Darüber hinaus gehört Puhan zu denjenigen, die glauben, dass viele Anleger auch nach einigen großen Kursrückgängen immer noch nicht bereit sind, die starken Technologieaktien aufzugeben, die den US-Markt dominieren.

„Sie gelten immer noch als sichere Investitionen“, sagt Puhan. Irgendwann werden die Anleger Rezessionsrisiken richtig einkalkulieren, die ihrer Meinung nach weitgehend unterschätzt werden. Und an diesem Punkt kann das überdehnte Gummiband der Marktbewertungen reißen. Sie glaubt, dass die Märkte noch vor Jahresende um weitere 20 Prozent fallen können. „Es ist absolut möglich“, sagt sie.

Das ist keine allzu fröhliche Botschaft, insbesondere von einem selbsternannten Optimisten, und es mag wenig Trost für Anleger – Privatanleger und Profis – sein, die daran interessiert sind, angeschlagene Portfolios wieder aufzubauen.

Kate El-Hillow, Chief Investment Officer bei Russell Investments, sagt, dass sie nach dem schlechtesten Jahresstart seit drei Jahrzehnten für Anleihen und einem der schlechtesten im S&P 500 seit einem Jahrhundert „diese Neubewertung erreichen will , und auf die andere Seite gelangen“.

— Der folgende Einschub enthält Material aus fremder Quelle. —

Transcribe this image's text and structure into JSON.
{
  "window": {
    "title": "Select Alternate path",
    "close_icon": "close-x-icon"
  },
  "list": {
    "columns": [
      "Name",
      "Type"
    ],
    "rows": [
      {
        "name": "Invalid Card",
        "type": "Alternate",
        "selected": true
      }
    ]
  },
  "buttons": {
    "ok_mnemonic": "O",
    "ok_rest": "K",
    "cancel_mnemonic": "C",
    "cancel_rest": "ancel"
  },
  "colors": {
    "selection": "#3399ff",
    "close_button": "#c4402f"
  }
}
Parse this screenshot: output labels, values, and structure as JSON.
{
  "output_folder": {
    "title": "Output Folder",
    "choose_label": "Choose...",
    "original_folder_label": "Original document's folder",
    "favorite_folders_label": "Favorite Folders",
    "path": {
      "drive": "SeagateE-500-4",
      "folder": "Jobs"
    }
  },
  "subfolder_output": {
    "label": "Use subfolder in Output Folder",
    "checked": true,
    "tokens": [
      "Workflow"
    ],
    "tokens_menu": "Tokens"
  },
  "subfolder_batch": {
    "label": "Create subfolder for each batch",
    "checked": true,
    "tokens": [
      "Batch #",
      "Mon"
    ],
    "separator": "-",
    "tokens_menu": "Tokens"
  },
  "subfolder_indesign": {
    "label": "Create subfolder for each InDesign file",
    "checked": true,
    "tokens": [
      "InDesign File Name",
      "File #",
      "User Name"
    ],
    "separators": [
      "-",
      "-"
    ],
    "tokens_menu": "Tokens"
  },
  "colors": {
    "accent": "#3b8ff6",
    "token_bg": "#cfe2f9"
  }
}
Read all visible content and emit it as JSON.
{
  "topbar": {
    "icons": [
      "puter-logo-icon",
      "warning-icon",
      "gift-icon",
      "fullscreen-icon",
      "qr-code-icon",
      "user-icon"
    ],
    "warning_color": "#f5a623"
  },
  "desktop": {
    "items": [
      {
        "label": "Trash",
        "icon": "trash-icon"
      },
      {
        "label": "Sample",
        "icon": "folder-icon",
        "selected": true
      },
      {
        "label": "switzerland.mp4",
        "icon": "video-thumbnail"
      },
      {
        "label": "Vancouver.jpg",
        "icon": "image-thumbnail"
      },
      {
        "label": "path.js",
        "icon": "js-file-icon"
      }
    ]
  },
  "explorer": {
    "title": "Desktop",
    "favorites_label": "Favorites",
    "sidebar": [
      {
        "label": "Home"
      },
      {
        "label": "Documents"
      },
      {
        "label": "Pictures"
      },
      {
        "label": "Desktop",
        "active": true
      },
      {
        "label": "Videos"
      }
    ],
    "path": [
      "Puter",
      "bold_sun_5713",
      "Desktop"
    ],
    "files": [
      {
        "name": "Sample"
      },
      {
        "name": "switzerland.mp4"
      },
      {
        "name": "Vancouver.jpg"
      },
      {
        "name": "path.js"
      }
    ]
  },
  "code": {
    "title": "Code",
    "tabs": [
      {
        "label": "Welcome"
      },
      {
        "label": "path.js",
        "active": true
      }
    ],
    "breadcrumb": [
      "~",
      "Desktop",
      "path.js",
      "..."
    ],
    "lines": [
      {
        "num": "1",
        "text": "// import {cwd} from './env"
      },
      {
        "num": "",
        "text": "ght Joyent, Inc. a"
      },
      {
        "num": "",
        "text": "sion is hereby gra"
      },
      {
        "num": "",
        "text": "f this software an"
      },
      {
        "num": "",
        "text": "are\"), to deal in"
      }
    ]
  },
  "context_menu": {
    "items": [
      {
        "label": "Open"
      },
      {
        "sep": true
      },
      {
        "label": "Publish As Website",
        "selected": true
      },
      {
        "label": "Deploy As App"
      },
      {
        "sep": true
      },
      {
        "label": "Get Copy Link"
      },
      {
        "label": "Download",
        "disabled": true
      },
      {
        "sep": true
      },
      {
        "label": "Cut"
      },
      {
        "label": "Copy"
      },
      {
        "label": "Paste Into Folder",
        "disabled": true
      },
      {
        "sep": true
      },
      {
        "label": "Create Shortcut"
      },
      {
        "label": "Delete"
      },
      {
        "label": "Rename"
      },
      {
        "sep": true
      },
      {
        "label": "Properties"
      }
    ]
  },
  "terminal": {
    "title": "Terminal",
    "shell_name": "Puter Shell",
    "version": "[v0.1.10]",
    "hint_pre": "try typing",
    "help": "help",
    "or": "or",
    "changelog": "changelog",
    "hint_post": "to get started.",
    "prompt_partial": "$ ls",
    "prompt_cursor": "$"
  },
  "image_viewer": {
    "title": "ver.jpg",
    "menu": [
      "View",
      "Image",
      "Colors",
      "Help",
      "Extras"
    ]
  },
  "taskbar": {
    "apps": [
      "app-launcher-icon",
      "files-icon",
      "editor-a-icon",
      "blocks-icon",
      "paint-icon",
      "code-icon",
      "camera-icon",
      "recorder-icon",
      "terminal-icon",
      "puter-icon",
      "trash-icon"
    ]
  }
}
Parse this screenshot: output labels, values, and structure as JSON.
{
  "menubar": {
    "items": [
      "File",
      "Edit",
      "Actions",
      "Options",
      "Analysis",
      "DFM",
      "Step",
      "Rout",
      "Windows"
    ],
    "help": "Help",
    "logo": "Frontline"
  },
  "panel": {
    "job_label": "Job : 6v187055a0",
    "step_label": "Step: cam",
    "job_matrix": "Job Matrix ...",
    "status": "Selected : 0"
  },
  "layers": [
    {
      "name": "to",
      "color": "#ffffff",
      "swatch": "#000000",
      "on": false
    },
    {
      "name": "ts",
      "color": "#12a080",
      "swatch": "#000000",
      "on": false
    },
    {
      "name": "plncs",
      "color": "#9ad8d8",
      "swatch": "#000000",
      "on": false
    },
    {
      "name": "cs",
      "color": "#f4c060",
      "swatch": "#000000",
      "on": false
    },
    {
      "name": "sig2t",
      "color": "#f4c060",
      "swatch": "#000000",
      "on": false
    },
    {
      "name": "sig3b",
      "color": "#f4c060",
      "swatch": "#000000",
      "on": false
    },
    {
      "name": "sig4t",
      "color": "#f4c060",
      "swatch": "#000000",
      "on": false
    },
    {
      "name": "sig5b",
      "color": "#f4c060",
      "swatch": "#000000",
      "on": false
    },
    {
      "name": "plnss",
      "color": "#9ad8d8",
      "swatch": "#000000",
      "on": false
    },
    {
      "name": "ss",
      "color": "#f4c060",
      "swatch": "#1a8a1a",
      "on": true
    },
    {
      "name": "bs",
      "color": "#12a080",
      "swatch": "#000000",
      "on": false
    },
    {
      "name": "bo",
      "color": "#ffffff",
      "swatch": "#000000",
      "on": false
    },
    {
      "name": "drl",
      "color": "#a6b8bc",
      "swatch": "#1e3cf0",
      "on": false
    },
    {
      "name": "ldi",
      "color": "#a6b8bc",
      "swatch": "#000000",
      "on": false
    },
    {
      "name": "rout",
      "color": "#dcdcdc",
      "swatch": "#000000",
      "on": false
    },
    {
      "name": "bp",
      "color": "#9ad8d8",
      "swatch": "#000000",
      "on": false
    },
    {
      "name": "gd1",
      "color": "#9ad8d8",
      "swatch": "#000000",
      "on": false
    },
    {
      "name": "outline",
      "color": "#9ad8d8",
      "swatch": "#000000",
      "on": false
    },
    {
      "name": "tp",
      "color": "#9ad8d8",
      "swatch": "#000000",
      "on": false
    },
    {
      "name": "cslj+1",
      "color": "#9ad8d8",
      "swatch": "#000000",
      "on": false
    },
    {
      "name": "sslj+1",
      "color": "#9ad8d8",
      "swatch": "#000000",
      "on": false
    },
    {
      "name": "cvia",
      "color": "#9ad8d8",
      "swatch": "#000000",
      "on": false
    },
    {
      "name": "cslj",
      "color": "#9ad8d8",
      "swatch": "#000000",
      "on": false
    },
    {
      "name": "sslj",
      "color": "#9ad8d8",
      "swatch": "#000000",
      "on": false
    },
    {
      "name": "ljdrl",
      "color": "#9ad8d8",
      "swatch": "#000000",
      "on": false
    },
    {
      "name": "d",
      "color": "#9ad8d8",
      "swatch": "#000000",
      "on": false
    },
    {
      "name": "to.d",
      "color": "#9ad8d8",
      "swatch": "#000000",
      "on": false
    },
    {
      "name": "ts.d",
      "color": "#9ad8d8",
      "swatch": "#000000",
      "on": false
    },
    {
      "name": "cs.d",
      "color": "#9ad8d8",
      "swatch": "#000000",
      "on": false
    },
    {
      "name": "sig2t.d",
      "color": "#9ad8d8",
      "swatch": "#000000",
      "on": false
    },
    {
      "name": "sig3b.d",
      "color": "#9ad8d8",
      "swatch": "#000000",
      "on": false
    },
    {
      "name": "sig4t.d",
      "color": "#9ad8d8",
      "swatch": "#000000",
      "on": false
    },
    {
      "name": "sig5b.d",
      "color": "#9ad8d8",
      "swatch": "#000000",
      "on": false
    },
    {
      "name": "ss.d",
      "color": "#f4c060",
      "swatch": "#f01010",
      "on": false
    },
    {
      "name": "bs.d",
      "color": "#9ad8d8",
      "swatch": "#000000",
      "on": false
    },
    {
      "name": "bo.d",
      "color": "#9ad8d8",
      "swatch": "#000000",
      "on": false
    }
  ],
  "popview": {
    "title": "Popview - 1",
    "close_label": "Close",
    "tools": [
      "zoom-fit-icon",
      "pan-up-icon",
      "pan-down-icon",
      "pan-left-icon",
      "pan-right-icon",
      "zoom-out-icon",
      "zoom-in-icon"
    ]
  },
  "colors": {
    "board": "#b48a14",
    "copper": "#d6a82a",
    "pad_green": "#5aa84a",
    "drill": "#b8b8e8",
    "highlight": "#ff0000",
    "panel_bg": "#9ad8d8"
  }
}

Das liegt zum Teil daran, dass Sie auf der „anderen Seite“ ein paar Schnäppchen machen und Portfolios neu aufbauen können. „Es ist ein guter Zeitpunkt, um darüber nachzudenken, ‚wo werde ich eingesetzt?’“, sagt sie. Außerdem ist Schnelligkeit eine Tugend für sich. „Wir wollen, dass es etwas schneller geht, während die Verbraucher- und Unternehmensbilanzen noch stark sind.“

Dies ist das Äquivalent des Fondsmanagers dazu, diese Wurzelkanaloperation eher früher als später durchführen zu lassen. Ja, der synchrone Rückgang riskanter Vermögenswerte ist unangenehm, aber wenn wir es schnell hinbekommen, haben die Märkte vielleicht Zeit, sich zu stabilisieren, bevor Unternehmen und Haushalten die finanzielle Polsterung ausgeht, die sie in der Blütezeit des billigen Geldes aufgebaut haben.

Märkte und reales Leben bewegen sich nicht immer im Einklang – der Wirtschaftscrash von 2020 fiel beispielsweise mit einer massiven Rally ab März dieses Jahres zusammen. Vielleicht können die Märkte jetzt die Last tragen. Den Schmerz zu umarmen, könnte der beste Weg nach vorne sein.